Hydroxychloroquine inhibits hemolysis-induced arterial thrombosis ex vivo and improves lung perfusion in hemin-treated mice

Joshua H Bourne; Gina Perrella; Juma El-Awaisi; Lauren V Terry; Veronika Tinkova; Rebecca L Hogg; Poppy Gant; Beata Grygielska; Neena Kalia; Dean Kavanagh; Alexander Brill; Jordan D Dimitrov; Steve P Watson; Julie Rayes

doi:10.1016/j.jtha.2024.04.008

Hydroxychloroquine inhibits hemolysis-induced arterial thrombosis ex vivo and improves lung perfusion in hemin-treated mice

J Thromb Haemost. 2024 Apr 24:S1538-7836(24)00226-5. doi: 10.1016/j.jtha.2024.04.008. Online ahead of print.

Affiliations

¹ Institute of Cardiovascular Sciences, College of Medical and Dental Sciences, University of Birmingham, Birmingham, United Kingdom.
² Institute of Immunology and Immunotherapy, University of Birmingham, Birmingham, United Kingdom.
³ Centre de Recherche des Cordeliers, Institut national de la santé et de la recherche médicale, Sorbonne Université, Université Sorbonne Paris-Cité, Université Paris Descartes, Université Paris Diderot, Paris, France.
⁴ Institute of Cardiovascular Sciences, College of Medical and Dental Sciences, University of Birmingham, Birmingham, United Kingdom; Centre of Membrane Proteins and Receptors (COMPARE), Universities of Birmingham and Nottingham, the Midlands, United Kingdom.
⁵ Institute of Cardiovascular Sciences, College of Medical and Dental Sciences, University of Birmingham, Birmingham, United Kingdom. Electronic address: j.rayes@bham.ac.uk.

PMID: 38670315
DOI: 10.1016/j.jtha.2024.04.008

Abstract

Background: Free labile hemin acts as a damage-associated molecular pattern during acute and chronic hemolysis and muscle injury, supporting platelet activation and thrombosis.

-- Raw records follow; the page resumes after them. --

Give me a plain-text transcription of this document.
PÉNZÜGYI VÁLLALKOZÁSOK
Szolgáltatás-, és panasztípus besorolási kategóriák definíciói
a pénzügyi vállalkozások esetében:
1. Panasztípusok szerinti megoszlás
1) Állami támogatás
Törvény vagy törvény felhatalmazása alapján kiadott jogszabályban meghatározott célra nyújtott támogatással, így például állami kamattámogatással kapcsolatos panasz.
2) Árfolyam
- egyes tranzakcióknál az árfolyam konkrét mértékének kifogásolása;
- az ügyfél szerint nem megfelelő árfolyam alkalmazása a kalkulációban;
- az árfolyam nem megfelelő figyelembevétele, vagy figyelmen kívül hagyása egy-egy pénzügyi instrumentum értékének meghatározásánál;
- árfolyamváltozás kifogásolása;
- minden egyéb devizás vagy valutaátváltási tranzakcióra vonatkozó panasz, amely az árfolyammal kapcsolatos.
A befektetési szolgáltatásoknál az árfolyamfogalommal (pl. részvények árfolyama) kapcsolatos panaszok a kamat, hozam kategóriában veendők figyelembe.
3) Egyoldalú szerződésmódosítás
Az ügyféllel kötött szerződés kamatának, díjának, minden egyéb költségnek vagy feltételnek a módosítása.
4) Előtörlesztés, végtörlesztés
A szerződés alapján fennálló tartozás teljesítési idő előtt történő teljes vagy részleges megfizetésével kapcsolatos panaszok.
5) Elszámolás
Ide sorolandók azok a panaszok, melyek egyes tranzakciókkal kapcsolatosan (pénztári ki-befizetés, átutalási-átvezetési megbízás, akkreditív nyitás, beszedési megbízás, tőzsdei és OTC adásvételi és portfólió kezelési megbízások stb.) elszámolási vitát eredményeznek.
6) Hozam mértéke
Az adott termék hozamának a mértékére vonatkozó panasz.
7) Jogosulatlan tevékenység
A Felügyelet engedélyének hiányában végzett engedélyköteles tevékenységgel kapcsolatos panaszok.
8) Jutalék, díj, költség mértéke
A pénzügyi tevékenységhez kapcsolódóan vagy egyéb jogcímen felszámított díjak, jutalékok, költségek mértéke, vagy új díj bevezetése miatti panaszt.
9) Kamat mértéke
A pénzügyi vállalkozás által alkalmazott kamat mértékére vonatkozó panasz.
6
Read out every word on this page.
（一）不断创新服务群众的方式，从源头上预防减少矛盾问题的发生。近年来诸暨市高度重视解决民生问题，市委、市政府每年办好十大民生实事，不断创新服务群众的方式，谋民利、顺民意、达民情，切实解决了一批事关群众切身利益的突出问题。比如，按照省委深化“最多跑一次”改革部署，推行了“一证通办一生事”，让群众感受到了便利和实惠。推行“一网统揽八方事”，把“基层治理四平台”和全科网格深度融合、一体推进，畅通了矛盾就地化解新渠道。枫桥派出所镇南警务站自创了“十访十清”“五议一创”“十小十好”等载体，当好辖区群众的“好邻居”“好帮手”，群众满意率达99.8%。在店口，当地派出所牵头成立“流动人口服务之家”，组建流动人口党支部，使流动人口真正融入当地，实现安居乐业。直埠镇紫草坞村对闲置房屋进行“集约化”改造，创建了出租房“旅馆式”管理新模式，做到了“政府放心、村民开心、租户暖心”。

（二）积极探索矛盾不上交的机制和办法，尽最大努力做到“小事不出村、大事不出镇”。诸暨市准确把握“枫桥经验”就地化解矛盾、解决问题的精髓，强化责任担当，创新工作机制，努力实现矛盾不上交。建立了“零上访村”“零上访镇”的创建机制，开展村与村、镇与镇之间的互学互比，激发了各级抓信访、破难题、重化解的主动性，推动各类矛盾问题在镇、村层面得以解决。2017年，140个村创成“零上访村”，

Objectives: To investigate the anti-thrombotic potential of hydroxychloroquine on hemolysis-induced platelet activation and arterial thrombosis.

Methods: The effect of hydroxychloroquine on hemin-induced platelet activation and hemolysis-induced platelet recruitment and aggregation was measured in washed platelets and hemolyzed blood, respectively. Its effect on ferric-chloride (FeCl₃)-induced arterial thrombosis and lung perfusion following hemin injection was assessed in wild-type mice.

Results: Erythrocyte lysis and endothelial cell activation cooperatively supported platelet aggregation and thrombosis at arterial shear stress. This thrombotic effect was reversed by hydroxychloroquine. In a purified system, hydroxychloroquine inhibited platelet build-up on immobilized von Willebrand factor in hemolyzed blood without altering initial platelet recruitment. Hydroxychloroquine inhibited hemin-induced platelet activation and phosphatidylserine exposure independently of reactive oxygen species generation. In the presence of hemin, hydroxychloroquine did not alter glycoprotein VI shedding but reduced C-type-lectin-like-2 expression on platelets. In vivo, hydroxychloroquine reversed pulmonary perfusion decline induced by exogenous administration of hemin. In arterial thrombosis models, hydroxychloroquine inhibited ferric-chloride-induced thrombosis in the carotid artery and reduced von Willebrand factor accumulation in the thrombi.

Conclusion: Hydroxychloroquine inhibited hemolysis-induced arterial thrombosis ex vivo and improved pulmonary perfusion in hemin-treated mice, supporting a potential benefit of its use as an adjuvant therapy in hemolytic diseases to limit arterial thrombosis and to improve organ perfusion.

Keywords: hemin; hemolysis; hydroxychloroquine; platelets; thrombosis.